Geralmente, não. Se for usado um servidor DNS alternativo, a proteção e a visibilidade de DNS Protection para essas consultas perdem-se. A redundância deve ser obtida através dos endereços IP de DNS Protection fornecidos.

DNS Protection é o mesmo que Proteção Web?

Não. DNS Protection decide no nível DNS se um domínio deve ser resolvido. A Proteção da Web funciona no tráfego da Web com políticas da Web, categorias, grupos de URL, inspeção TLS e outros controlos. Ambas as funções se complementam.

Quando é necessária uma política de proteção de Endpoint DNS?

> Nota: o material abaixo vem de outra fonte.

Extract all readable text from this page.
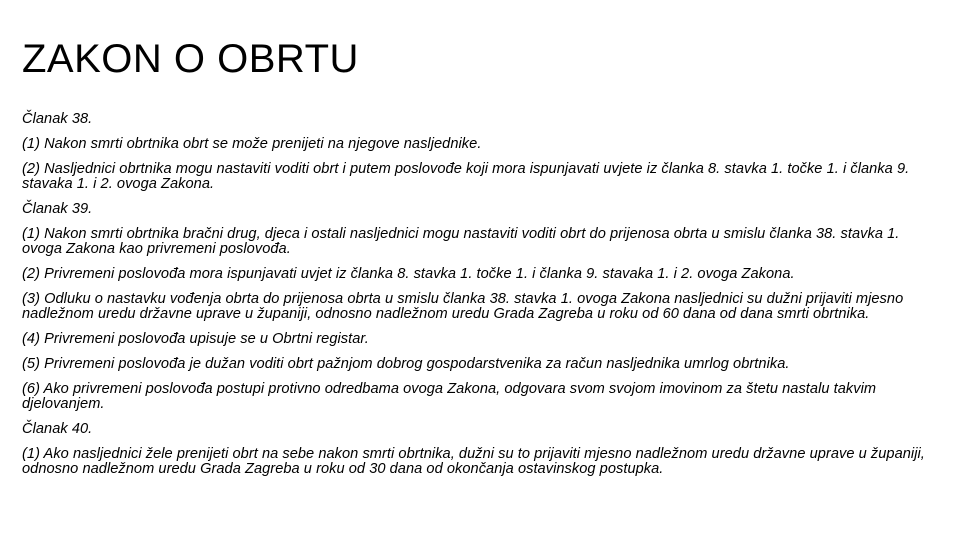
ZAKON O OBRTU

Članak 38.

(1) Nakon smrti obrtnika obrt se može prenijeti na njegove nasljednike.

(2) Nasljednici obrtnika mogu nastaviti voditi obrt i putem poslovođe koji mora ispunjavati uvjete iz članka 8. stavka 1. točke 1. i članka 9. stavaka 1. i 2. ovoga Zakona.

Članak 39.

(1) Nakon smrti obrtnika bračni drug, djeca i ostali nasljednici mogu nastaviti voditi obrt do prijenosa obrta u smislu članka 38. stavka 1. ovoga Zakona kao privremeni poslovođa.

(2) Privremeni poslovođa mora ispunjavati uvjet iz članka 8. stavka 1. točke 1. i članka 9. stavaka 1. i 2. ovoga Zakona.

(3) Odluku o nastavku vođenja obrta do prijenosa obrta u smislu članka 38. stavka 1. ovoga Zakona nasljednici su dužni prijaviti mjesno nadležnom uredu državne uprave u županiji, odnosno nadležnom uredu Grada Zagreba u roku od 60 dana od dana smrti obrtnika.

(4) Privremeni poslovođa upisuje se u Obrtni registar.

(5) Privremeni poslovođa je dužan voditi obrt pažnjom dobrog gospodarstvenika za račun nasljednika umrlog obrtnika.

(6) Ako privremeni poslovođa postupi protivno odredbama ovoga Zakona, odgovara svom svojom imovinom za štetu nastalu takvim djelovanjem.

Članak 40.

(1) Ako nasljednici žele prenijeti obrt na sebe nakon smrti obrtnika, dužni su to prijaviti mjesno nadležnom uredu državne uprave u županiji, odnosno nadležnom uredu Grada Zagreba u roku od 30 dana od okončanja ostavinskog postupka.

Uma Endpoint DNS Protection policy é útil quando clientes geridos também devem ser protegidos através de Sophos Endpoint fora da rede empresarial. Para sites, firewalls e redes, uma Filtering Policy baseada em Location continua a ser o caminho normal.

Por que a Avanet não usa a DNS Protection em todos os ambientes?

O DNS deve funcionar de forma rápida e altamente disponível. Em muitos ambientes, faz mais sentido usar resolvedores DNS robustos e bloquear alvos maliciosos conhecidos por meio de Threat Feeds, Web Protection, proteção de Endpoint e outros controlos. Usamos a DNS Protection de forma mais seletiva quando realmente precisa de relatórios DNS principais, categorias DNS, políticas baseadas em localização ou proteção de Endpoint DNS.

Como reconhecer se DNS Protection está realmente a ser utilizada?

O link de teste em DNS Protection > Installers, os servidores DNS do cliente, os logs em Sophos Central e a resolução de domínios internos e públicos são verificados. Se os registos permanecerem vazios, é provável que o cliente não esteja consultando através do caminho DNS pretendido.

DNS Protection deve ser ativada imediatamente para todas as redes?

Não. Um piloto de rede com testes claros para domínios públicos, domínios internos, pesquisa reversa, página de bloqueio, logs, VPN e rede de convidados é melhor. Apenas quando esses testes forem bem-sucedidos é que outras redes devem ser alteradas.

O que é importante na DNS Protection e VPN?

Os clientes VPN precisam de servidores DNS, sufixos DNS e decisões de encaminhamento apropriadas. No tunelamento dividido, deve-se verificar cuidadosamente quais domínios passam pelo túnel e quais são resolvidos localmente. Caso contrário, a DNS Protection poderá funcionar no escritório, mas ser parcialmente contornada no Remote Access.